Determine whether the following two functions are differentiable at the given value
a) f(x) = xsin(1/x), f(0)=0: at given value 0
b)
f(x) = 1-x if x<1
x(1-x) if x>= 1 at given value 1

I think a is differentiable. I found the difference quotient and found that as
h->0 the limit of the quotient -> 0 also.

But I can't seem to get started on b!

2. for b

find the left and right limits

$\displaystyle \lim_{x\to 1^-} \frac{f(x)-f(1)}{x-1}$

$\displaystyle \lim_{x\to 1^+} \frac{f(x)-f(1)}{x-1}$

See they are equal so it is differenciable on 1

3. is it really that simple! I've been looking at that for ages!!!
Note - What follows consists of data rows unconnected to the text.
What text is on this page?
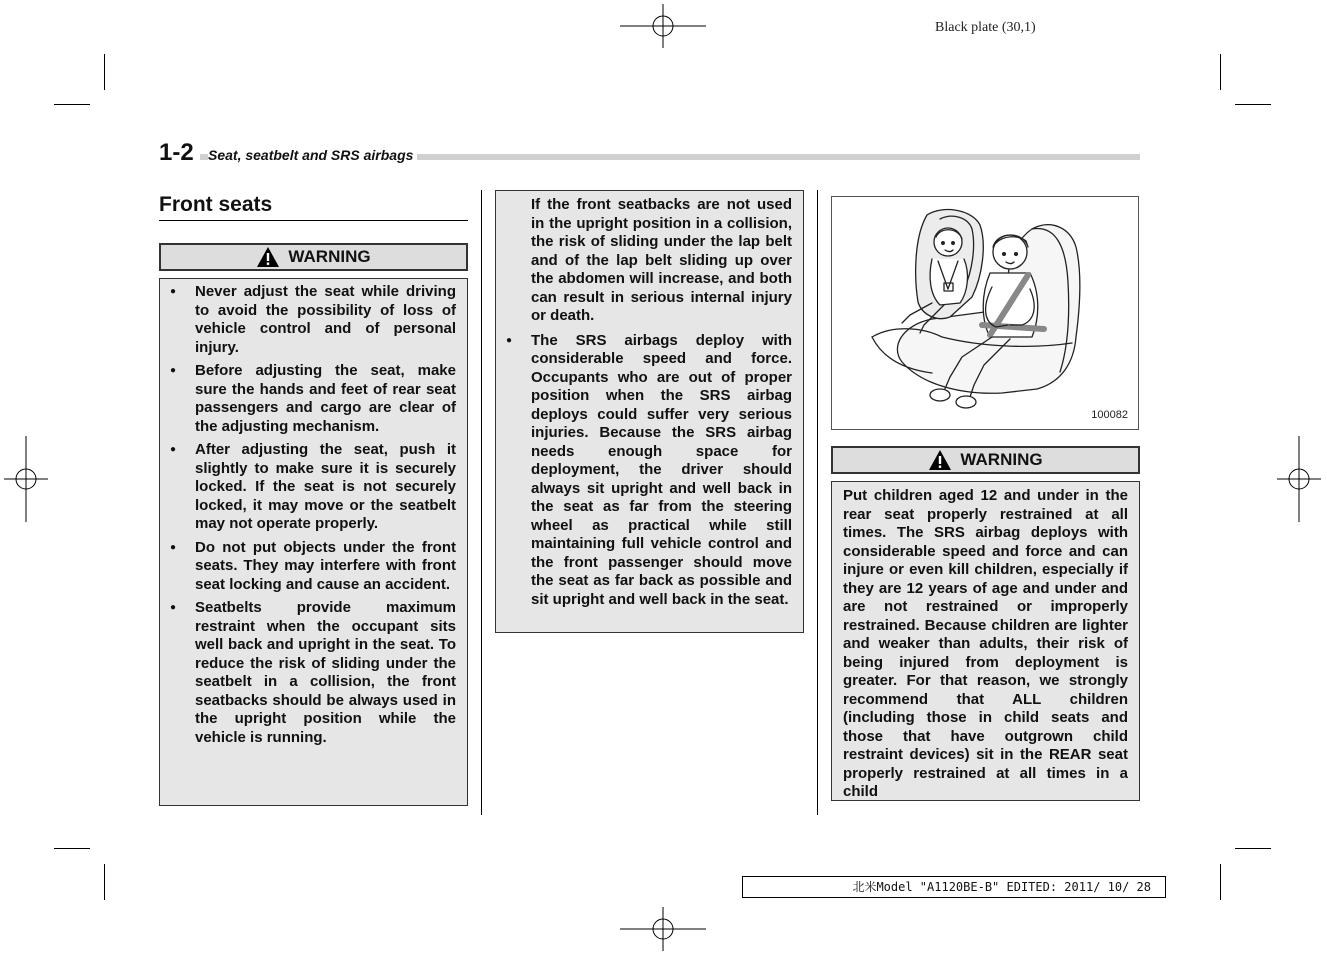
Black plate (30,1)
1-2	Seat, seatbelt and SRS airbags
Front seats
WARNING
● Never adjust the seat while driving to avoid the possibility of loss of vehicle control and of personal injury.
● Before adjusting the seat, make sure the hands and feet of rear seat passengers and cargo are clear of the adjusting mechanism.
● After adjusting the seat, push it slightly to make sure it is securely locked. If the seat is not securely locked, it may move or the seatbelt may not operate properly.
● Do not put objects under the front seats. They may interfere with front seat locking and cause an accident.
● Seatbelts provide maximum restraint when the occupant sits well back and upright in the seat. To reduce the risk of sliding under the seatbelt in a collision, the front seatbacks should be always used in the upright position while the vehicle is running.
If the front seatbacks are not used in the upright position in a collision, the risk of sliding under the lap belt and of the lap belt sliding up over the abdomen will increase, and both can result in serious internal injury or death.
● The SRS airbags deploy with considerable speed and force. Occupants who are out of proper position when the SRS airbag deploys could suffer very serious injuries. Because the SRS airbag needs enough space for deployment, the driver should always sit upright and well back in the seat as far from the steering wheel as practical while still maintaining full vehicle control and the front passenger should move the seat as far back as possible and sit upright and well back in the seat.
100082
WARNING
Put children aged 12 and under in the rear seat properly restrained at all times. The SRS airbag deploys with considerable speed and force and can injure or even kill children, especially if they are 12 years of age and under and are not restrained or improperly restrained. Because children are lighter and weaker than adults, their risk of being injured from deployment is greater. For that reason, we strongly recommend that ALL children (including those in child seats and those that have outgrown child restraint devices) sit in the REAR seat properly restrained at all times in a child
北米Model "A1120BE-B" EDITED: 2011/ 10/ 28
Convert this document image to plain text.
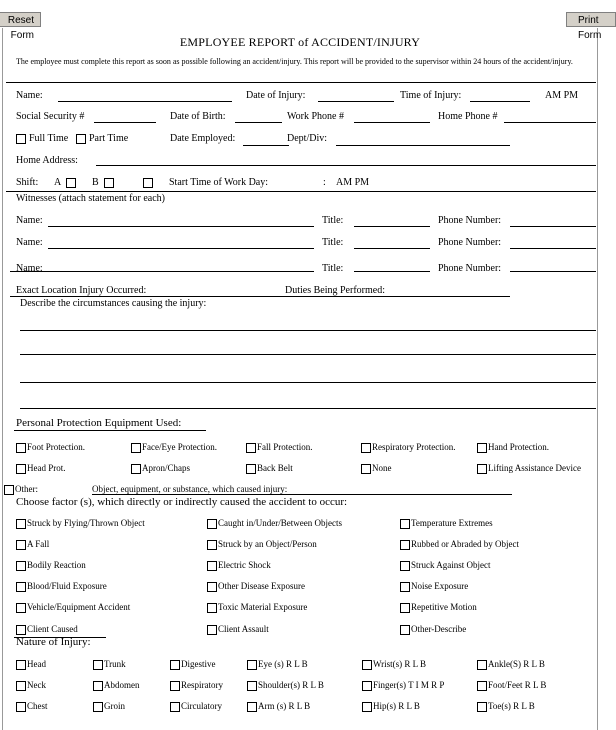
Reset Form
Print Form
EMPLOYEE REPORT of ACCIDENT/INJURY
The employee must complete this report as soon as possible following an accident/injury. This report will be provided to the supervisor within 24 hours of the accident/injury.
Name:	Date of Injury:	Time of Injury:	AM PM
Social Security #	Date of Birth:	Work Phone #	Home Phone #
Full Time Part Time	Date Employed:	Dept/Div:
Home Address:
Shift: A	B	Start Time of Work Day:	: AM PM
Witnesses (attach statement for each)
Name:	Title:	Phone Number:
Name:	Title:	Phone Number:
Name:	Title:	Phone Number:
Exact Location Injury Occurred:	Duties Being Performed:
Describe the circumstances causing the injury:
Personal Protection Equipment Used:
Foot Protection.	Face/Eye Protection.	Fall Protection.	Respiratory Protection.	Hand Protection.
Head Prot.	Apron/Chaps	Back Belt	None	Lifting Assistance Device
Other:	Object, equipment, or substance, which caused injury:
Choose factor (s), which directly or indirectly caused the accident to occur:
Nature of Injury:
Struck by Flying/Thrown Object	Caught in/Under/Between Objects	Temperature Extremes
A Fall	Struck by an Object/Person	Rubbed or Abraded by Object
Bodily Reaction	Electric Shock	Struck Against Object
Blood/Fluid Exposure	Other Disease Exposure	Noise Exposure
Vehicle/Equipment Accident	Toxic Material Exposure	Repetitive Motion
Client Caused	Client Assault	Other-Describe
Head	Trunk	Digestive	Eye (s) R L B	Wrist(s) R L B	Ankle(S) R L B
Neck	Abdomen	Respiratory	Shoulder(s) R L B	Finger(s) T I M R P	Foot/Feet R L B
Chest	Groin	Circulatory	Arm (s) R L B	Hip(s) R L B	Toe(s) R L B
4. Do you understand that this means you were wrong about (a) being differentiable?

The derivative at x= 0 would be given by $\displaystyle \lim_{h\to 0}\frac{h sin(1/h)- 0}{h}= \lim_{h\to 0} sin(1/h)$ and that limit does NOT exist.

It is also true that, while derivatives are not necessarily continuous, they do have the "intermediate value property". That means that if a function is differentiable, the limits of the two derivatives on each side must be equal.

For (b), the f'= -1 for x< 1 and f'= 1- 2x for x< 1. The limits as x goes to 1 are the same so the function is differentiable at x= 1.